After London is made up of two distinct parts. First is “The Relapse into Barbarism”, which describes the decline of civilization, but more importantly the recovery of nature, after an unspecified disaster. This section draws heavily on Jefferies background as a nature writer, and is essentially a detailed thought experiment on what would happen to the English countryside without many men around. For a potentially dry topic, it is surprisingly readable – largely because Jefferies describes the reaction of each aspect or species plausibly, then moves on without bogging down in details. Normally, this kind of material would exist mainly as backdrop for the characters. Here, one gets the feeling that the second half of the book was written mainly as an excuse for this imagination of the environment.
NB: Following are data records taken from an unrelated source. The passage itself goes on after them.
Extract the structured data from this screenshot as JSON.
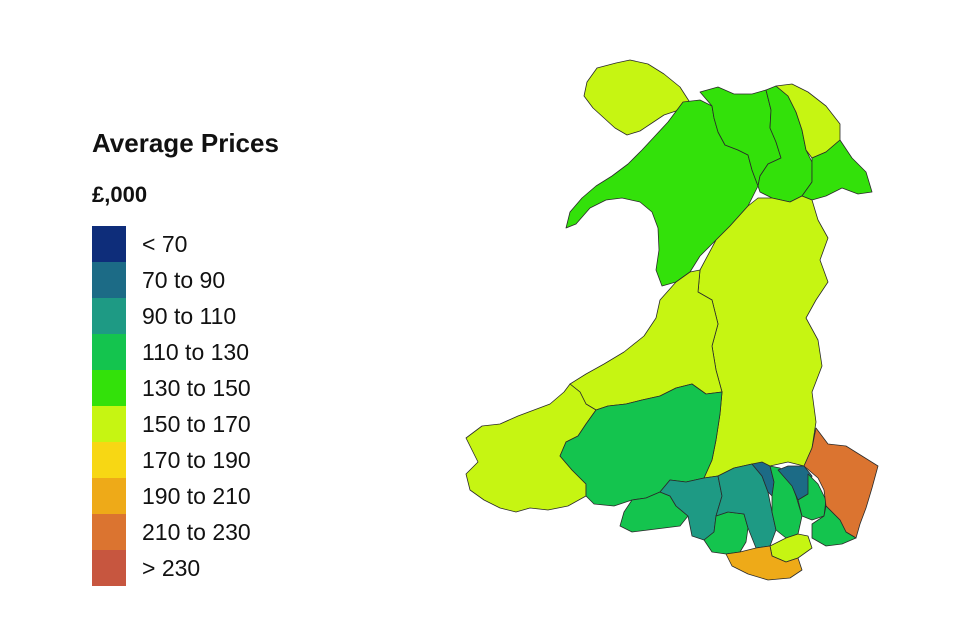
{
  "legend": {
    "title": "Average Prices",
    "unit": "£,000",
    "bands": [
      {
        "label": "< 70",
        "color": "#0e2d7a"
      },
      {
        "label": "70 to 90",
        "color": "#1c6b86"
      },
      {
        "label": "90 to 110",
        "color": "#1e9a84"
      },
      {
        "label": "110 to 130",
        "color": "#14c44e"
      },
      {
        "label": "130 to 150",
        "color": "#33e10a"
      },
      {
        "label": "150 to 170",
        "color": "#c6f512"
      },
      {
        "label": "170 to 190",
        "color": "#f7d714"
      },
      {
        "label": "190 to 210",
        "color": "#eeaa18"
      },
      {
        "label": "210 to 230",
        "color": "#db7430"
      },
      {
        "label": "> 230",
        "color": "#c7563f"
      }
    ]
  },
  "map": {
    "regions": [
      {
        "name": "anglesey",
        "band": 5
      },
      {
        "name": "gwynedd",
        "band": 4
      },
      {
        "name": "conwy",
        "band": 4
      },
      {
        "name": "denbighshire",
        "band": 4
      },
      {
        "name": "flintshire",
        "band": 5
      },
      {
        "name": "wrexham",
        "band": 4
      },
      {
        "name": "powys",
        "band": 5
      },
      {
        "name": "ceredigion",
        "band": 5
      },
      {
        "name": "pembrokeshire",
        "band": 5
      },
      {
        "name": "carmarthenshire",
        "band": 3
      },
      {
        "name": "swansea",
        "band": 3
      },
      {
        "name": "neath-port-talbot",
        "band": 2
      },
      {
        "name": "bridgend",
        "band": 3
      },
      {
        "name": "rhondda-cynon-taf",
        "band": 2
      },
      {
        "name": "merthyr-tydfil",
        "band": 1
      },
      {
        "name": "caerphilly",
        "band": 3
      },
      {
        "name": "blaenau-gwent",
        "band": 1
      },
      {
        "name": "torfaen",
        "band": 3
      },
      {
        "name": "monmouthshire",
        "band": 8
      },
      {
        "name": "newport",
        "band": 3
      },
      {
        "name": "cardiff",
        "band": 5
      },
      {
        "name": "vale-of-glamorgan",
        "band": 7
      }
    ]
  }
}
The second part of the book “Wild England”, is a more standard adventure story about a sullen and disaffected young noble and his search for a place in the world (one that will impress his beloved). The story is simple, and still relies heavily on descriptions of the environment as the hero travels around. But it is again well thought through, and the hero’s emotions are as plausible and realistic as the scenery around him.
The book is a pleasant read, if not exciting. I would have considered giving it a higher mark, but for the fact that the story effectively stops mid-stream. We can imagine what happens next; it’s not essential that we’re told. But because there’s no gradual letdown, it feels very abrupt – enough so that on reading an e-copy a couple of decades after the print version, I went looking on the internet to see whether I had somehow been shortchanged.
So, a fun, interesting read, but a little disappointing at the end.